基于高光谱成像和卷积神经网络的欧李果实缺陷检测

DOI : https://doi.org/10.35633/inmateh-71-08

Authors

Bin WANG

College of Information Science and Engineering, Shanxi Agricultural University

(*) Lili LI

College of Information Science and Engineering, Shanxi Agricultural University

(*) Corresponding authors:

Abstract

In order to perform highly effective identification of external defects and increase the additional value of Cerasus Humilis fruits, this study used hyperspectral imaging technology to collect information on intact and defective Cerasus Humilis fruits. Based on the full transition spectrum, partial least squares discriminant analysis (PLS-DA) and back propagation neural networks (BPNN) were used to establish a discriminative model. The competitive adaptive reweighted sampling (CARS) was used to extract feature wavelengths, principal component analysis was used for data compression of single band images, BPNN and convolutional neural networks (CNN) were used for defect Cerasus Humilis fruits recognition of principal component images. The results showed that the overall detection accuracy of PLS-DA and BPNN models based on wavelength spectral information were 83.81% and 85.71%, respectively. BPNN was used to establish the calibration model based on the selected characteristic wavelengths by CARS, the accuracy rate was 90.47%. The classified accuracy of CNN model based on principal component images was 93.33%, which was obviously better than that of BPNN model at 83.81%. The research shows that the CNN model was successfully applied to the detection of Cerasus Humilis fruits defects using hyperspectral imaging.
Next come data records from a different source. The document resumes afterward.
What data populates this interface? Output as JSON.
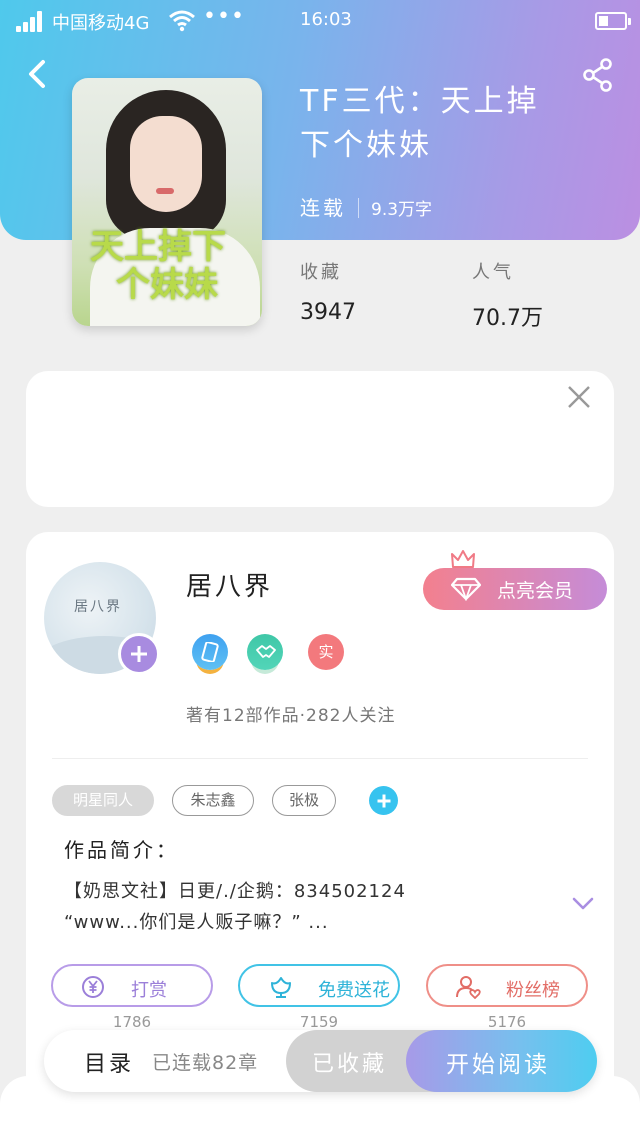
{
  "status_bar": {
    "carrier": "中国移动4G",
    "dots": "•••",
    "time": "16:03"
  },
  "book": {
    "title": "TF三代：天上掉下个妹妹",
    "status": "连载",
    "word_count": "9.3万字",
    "cover_text": [
      "天上掉下",
      "个妹妹"
    ],
    "favorites_label": "收藏",
    "favorites_count": "3947",
    "popularity_label": "人气",
    "popularity_count": "70.7万"
  },
  "author": {
    "name": "居八界",
    "avatar_signature": "居八界",
    "vip_button_label": "点亮会员",
    "badge_real": "实",
    "works_summary": "著有12部作品·282人关注"
  },
  "tags": [
    "明星同人",
    "朱志鑫",
    "张极"
  ],
  "intro": {
    "label": "作品简介：",
    "line1": "【奶思文社】日更/./企鹅：834502124",
    "line2": "“www...你们是人贩子嘛？” ..."
  },
  "actions": [
    {
      "label": "打赏",
      "count": "1786"
    },
    {
      "label": "免费送花",
      "count": "7159"
    },
    {
      "label": "粉丝榜",
      "count": "5176"
    }
  ],
  "bottom_bar": {
    "toc_label": "目录",
    "toc_count": "已连载82章",
    "collected_label": "已收藏",
    "read_label": "开始阅读"
  },
  "colors": {
    "header_gradient": [
      "#4fc9ec",
      "#bb8fe2"
    ],
    "vip_gradient": [
      "#f3808e",
      "#c58cd8"
    ],
    "accent_purple": "#9b7fd9",
    "accent_cyan": "#2eb3d8",
    "accent_red": "#e26d66"
  }
}
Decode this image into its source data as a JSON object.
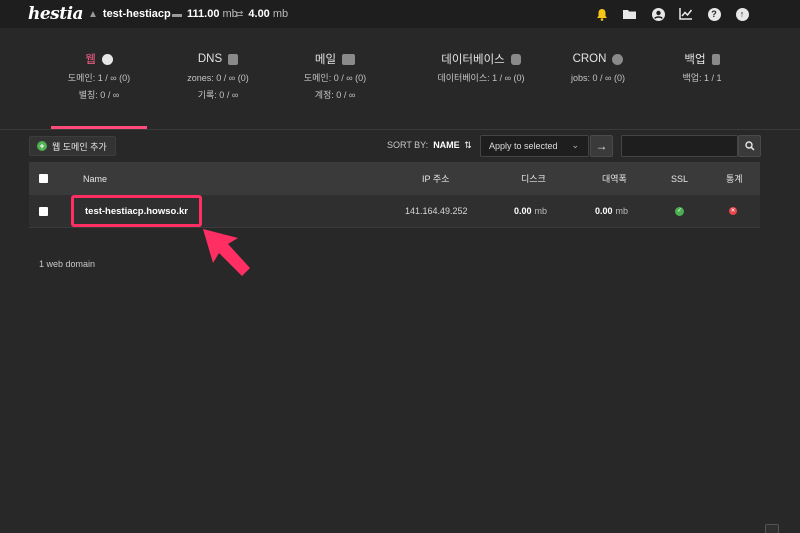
{
  "app": {
    "logo": "hestia"
  },
  "user": {
    "name": "test-hestiacp",
    "disk_value": "111.00",
    "disk_unit": "mb",
    "bandwidth_value": "4.00",
    "bandwidth_unit": "mb"
  },
  "top_icons": [
    "bell-icon",
    "folder-icon",
    "user-icon",
    "stats-icon",
    "help-icon",
    "upload-icon"
  ],
  "tabs": [
    {
      "label": "웹",
      "icon": "globe-icon",
      "line1": "도메인: 1 / ∞ (0)",
      "line2": "별칭: 0 / ∞",
      "active": true
    },
    {
      "label": "DNS",
      "icon": "book-icon",
      "line1": "zones: 0 / ∞ (0)",
      "line2": "기록: 0 / ∞",
      "active": false
    },
    {
      "label": "메일",
      "icon": "mail-icon",
      "line1": "도메인: 0 / ∞ (0)",
      "line2": "계정: 0 / ∞",
      "active": false
    },
    {
      "label": "데이터베이스",
      "icon": "database-icon",
      "line1": "데이터베이스: 1 / ∞ (0)",
      "line2": "",
      "active": false
    },
    {
      "label": "CRON",
      "icon": "clock-icon",
      "line1": "jobs: 0 / ∞ (0)",
      "line2": "",
      "active": false
    },
    {
      "label": "백업",
      "icon": "file-icon",
      "line1": "백업: 1 / 1",
      "line2": "",
      "active": false
    }
  ],
  "toolbar": {
    "add_label": "웹 도메인 추가",
    "sort_by_label": "SORT BY:",
    "sort_value": "NAME",
    "apply_label": "Apply to selected",
    "go_label": "→",
    "search_placeholder": ""
  },
  "table": {
    "headers": {
      "name": "Name",
      "ip": "IP 주소",
      "disk": "디스크",
      "bandwidth": "대역폭",
      "ssl": "SSL",
      "stats": "통계"
    },
    "rows": [
      {
        "name": "test-hestiacp.howso.kr",
        "ip": "141.164.49.252",
        "disk_value": "0.00",
        "disk_unit": "mb",
        "bandwidth_value": "0.00",
        "bandwidth_unit": "mb",
        "ssl": true,
        "stats": false
      }
    ]
  },
  "footer": {
    "count": "1 web domain"
  },
  "colors": {
    "accent": "#ff4b7a",
    "highlight": "#ff2e63",
    "success": "#4caf50",
    "danger": "#e8474e"
  }
}
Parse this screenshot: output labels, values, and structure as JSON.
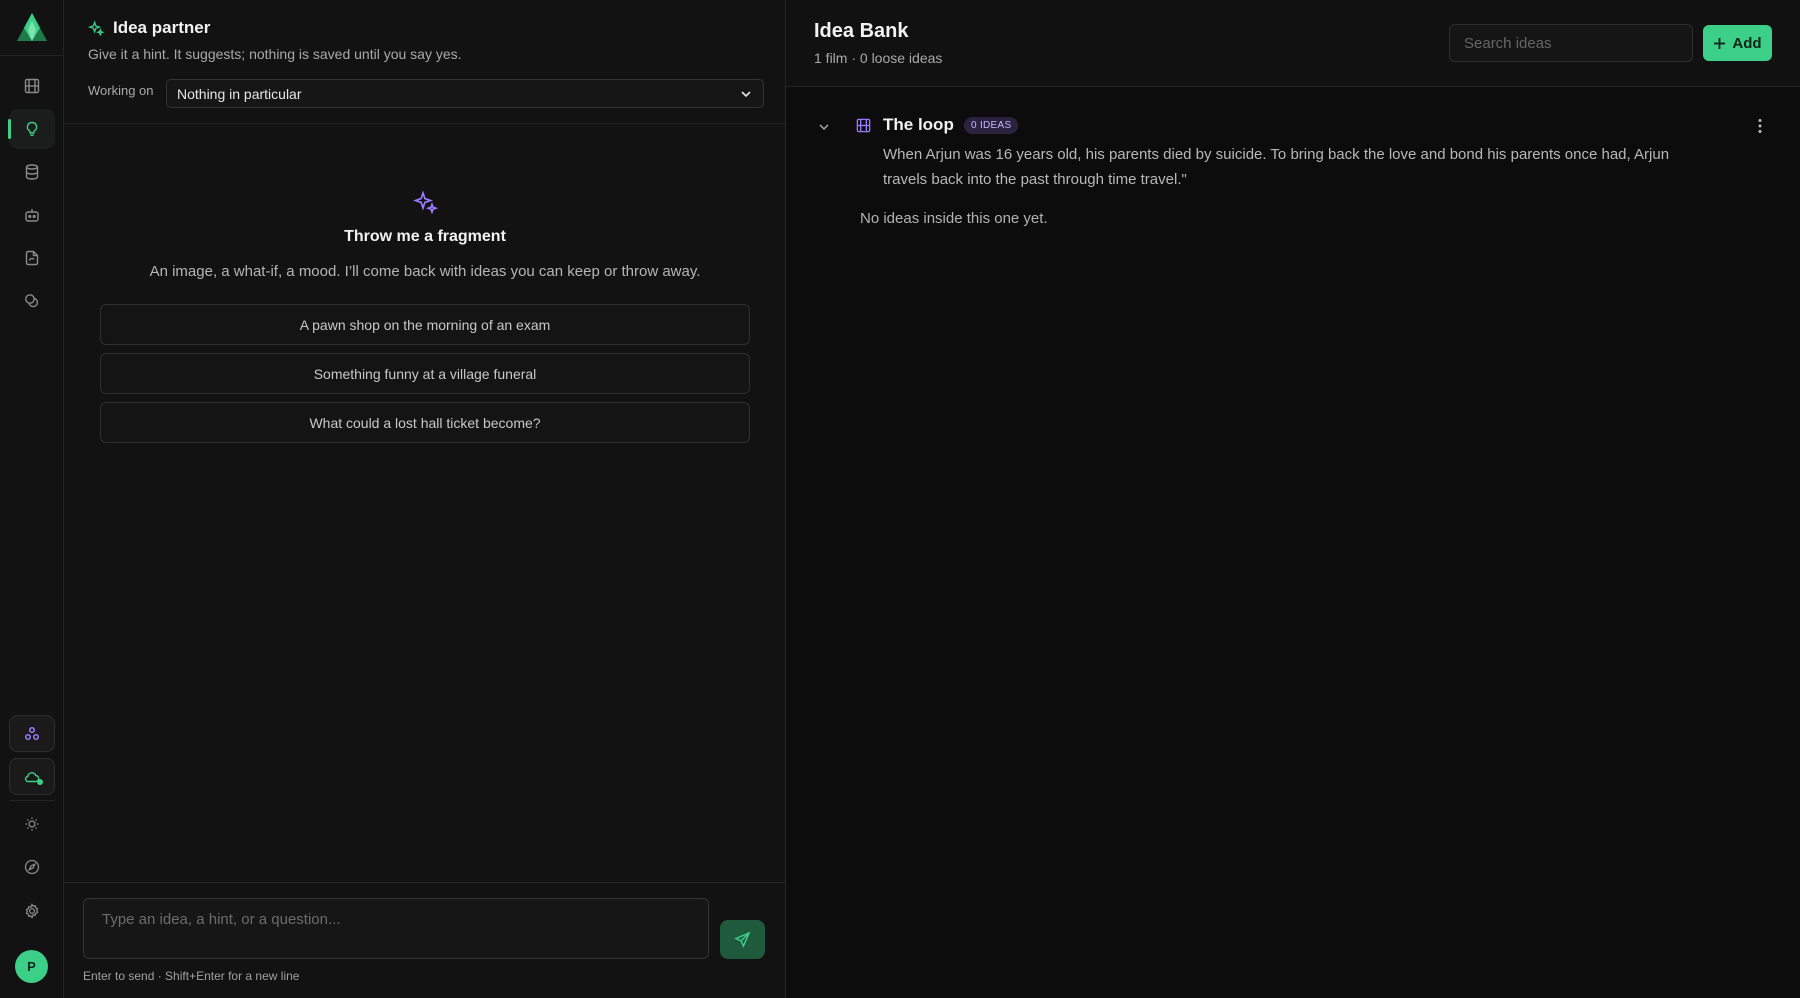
{
  "rail": {
    "icons": [
      "film-icon",
      "lightbulb-icon",
      "database-icon",
      "robot-icon",
      "file-sync-icon",
      "coins-icon"
    ],
    "bottom_icons": [
      "network-icon",
      "cloud-icon",
      "sun-icon",
      "compass-icon",
      "gear-icon"
    ],
    "avatar_initial": "P",
    "accent": "#3ccf87"
  },
  "chat": {
    "title": "Idea partner",
    "subtitle": "Give it a hint. It suggests; nothing is saved until you say yes.",
    "working_label": "Working on",
    "working_value": "Nothing in particular",
    "empty_title": "Throw me a fragment",
    "empty_subtitle": "An image, a what-if, a mood. I’ll come back with ideas you can keep or throw away.",
    "suggestions": [
      "A pawn shop on the morning of an exam",
      "Something funny at a village funeral",
      "What could a lost hall ticket become?"
    ],
    "composer_placeholder": "Type an idea, a hint, or a question...",
    "composer_hint": "Enter to send · Shift+Enter for a new line"
  },
  "bank": {
    "title": "Idea Bank",
    "subtitle": "1 film · 0 loose ideas",
    "search_placeholder": "Search ideas",
    "add_label": "Add",
    "films": [
      {
        "title": "The loop",
        "badge": "0 IDEAS",
        "logline": "When Arjun was 16 years old, his parents died by suicide. To bring back the love and bond his parents once had, Arjun travels back into the past through time travel.\"",
        "empty_text": "No ideas inside this one yet."
      }
    ]
  }
}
This study provides a theoretical basis for the development of fruit grading and sorting equipment.

Abstract in Chinese

为实现欧李果缺陷特征的识别,提高欧李果附加价值,采用高光谱成像技术采集了完好和缺陷欧李果的信息。基于全渡段光谱,采用偏最小二乘判别分析(Partial Least Squares-Discriminant Analysis, PLS-DA)和误差反向传播神经网络(Back Propagation Neural Networks, BPNN)建立判别模型。采用竞争自适应加权(CARS)提取特征波长,并利用主成分分析进行单波段图像的数据压缩,针对主成分图像采用BPNN和卷积神经网络(Convolutional Neural Networks, CNN)进行缺陷欧李果识别。研究结果表明,基于主成分图像建立的CNN模型对缺陷欧李果的识别效果最好,其准确率为93.33%。该研究为开发水果的分级分选设备提供了理论基础。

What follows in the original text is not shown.